Si le site de Rodez avaut pu un temps au début des années 2010 gagner la bataille face à la concurrence de l’usine Bosch en Turquie, tel ne semble plus être le cas désormais, l’étau se resserrant autour du diesel.

Renault, premier client de l’usine située en Aveyron avec des commandes représentant 90% de la production a en effet annoncé vouloir réduire son catalogue de moteurs diesel à terme. Renouvelant toutefois ses commandes d’injecteurs diesel à Bosch … mais auprès de l’usine de Bursa en Turquie, site qui avait déjà failli lui coûter sa position – voire son existence elle-même – quelques mois auparavant.

Une politique en faveur de la Turquie justifiée par la stratégie industrielle de Renault, le constructeur possédant sa propre usine d’assemblage à proximité de l’usine turque de Bosch. Site qui fabrique notamment des Clio.

Reste que ce choix de stratégie industrielle du constructeur automobile français pourrait provoquer l’ire du gouvernement, toujours en partie actionnaire de Renault. Une pression de l’Etat pourrait alors s’exercer sur le constructeur afin qu’il répartisse au mieux ses commandes dans une décision beaucoup plus politiquement correcte. A moins que des discussions avec Angela Merkel ne soient menées dans l’ombre afin de faire fléchir le groupe équipementier allemand.

  • Bosch affiche sa volonté de maintenir  ses investissements en Turquie 

En juillet dernier, alors que  les tensions politiques étaient vives  entre Allemagne et Turquie, le président en Turquie et au Moyen-Orient du géant équipementier allemand, Steven Young  avait déclaré  que Bosch  continuerait ses investissements dans le pays en 2017 Précisant même que  Bosch Turquie investirait au total  650 millions de livres turques et principalement à Bursa.

Steven Young avait  tenu alors à  préciser que Bosch s’était renforce en Turquie en 2016 en vue  d’atteindre un chiffre d’affaires de 12 milliards de livres turques, soit une hausse de 14%.

« Nous avons investi 750 millions de livres turques en Turquie en 2016. Pour Bosch, il s’agit du 4e plus grand investissement.
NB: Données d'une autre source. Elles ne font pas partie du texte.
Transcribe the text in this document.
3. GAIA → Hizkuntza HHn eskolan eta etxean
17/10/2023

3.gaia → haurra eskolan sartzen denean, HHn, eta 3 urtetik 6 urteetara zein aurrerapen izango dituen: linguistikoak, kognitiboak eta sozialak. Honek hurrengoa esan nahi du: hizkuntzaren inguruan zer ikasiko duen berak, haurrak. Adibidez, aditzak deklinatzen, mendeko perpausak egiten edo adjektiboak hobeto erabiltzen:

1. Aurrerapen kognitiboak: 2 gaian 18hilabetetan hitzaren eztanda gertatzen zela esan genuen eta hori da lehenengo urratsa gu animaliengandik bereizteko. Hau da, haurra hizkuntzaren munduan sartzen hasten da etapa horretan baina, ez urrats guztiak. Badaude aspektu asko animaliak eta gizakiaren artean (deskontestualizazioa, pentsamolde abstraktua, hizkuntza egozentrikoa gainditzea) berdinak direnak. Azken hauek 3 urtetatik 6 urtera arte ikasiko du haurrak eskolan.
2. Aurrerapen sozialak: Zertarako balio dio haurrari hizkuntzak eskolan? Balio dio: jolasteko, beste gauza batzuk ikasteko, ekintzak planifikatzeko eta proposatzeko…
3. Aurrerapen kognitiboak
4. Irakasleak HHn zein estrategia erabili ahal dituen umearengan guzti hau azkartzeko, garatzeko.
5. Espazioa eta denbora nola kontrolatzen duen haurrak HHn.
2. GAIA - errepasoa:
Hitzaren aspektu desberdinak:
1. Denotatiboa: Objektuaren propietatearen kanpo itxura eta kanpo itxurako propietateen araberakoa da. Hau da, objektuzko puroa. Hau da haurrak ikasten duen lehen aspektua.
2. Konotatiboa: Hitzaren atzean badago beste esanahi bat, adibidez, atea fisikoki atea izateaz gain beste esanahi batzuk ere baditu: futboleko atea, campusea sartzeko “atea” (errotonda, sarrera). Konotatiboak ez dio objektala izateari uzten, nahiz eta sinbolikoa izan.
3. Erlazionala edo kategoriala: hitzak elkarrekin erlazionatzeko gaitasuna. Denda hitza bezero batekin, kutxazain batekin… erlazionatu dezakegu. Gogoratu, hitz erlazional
La Turquie est un pays très essentiel pour Bosch » avait même martelé le dirigeant. 

Il avait alors ajouté  que le groupe allemand avait également  renforcé le nombre d’employés en Turquie.  Précisant  que Bosch comptait aujourd’hui plus de 17 000 salariés en Turquie, soit le nombre le plus élevé parmi les pays européens après l’Allemagne, et le 5e plus élevé dans le monde entier.

En réponse à une question des journalistes demandant si « les investissements avaient été touchés par les problèmes entre la Turquie et l’Allemagne », Young avait répondu :

« Je viens de vous faire part des investissements que nous avons réalisés l’année dernière, de même que ceux de cette année. Au contraire, ils n’ont pas du tout été touchés, nous avons réalisé nos investissements comme planifiés. L’atmosphère est aujourd’hui tout à fait bonne pour les investissements. Il y a des encouragements séduisants en Turquie. Nous avons été l’année dernière, l’entreprise ayant bénéficié le plus des encouragements dans l’automobile. Cela montre en effet la confiance de Bosch envers la Turquie ».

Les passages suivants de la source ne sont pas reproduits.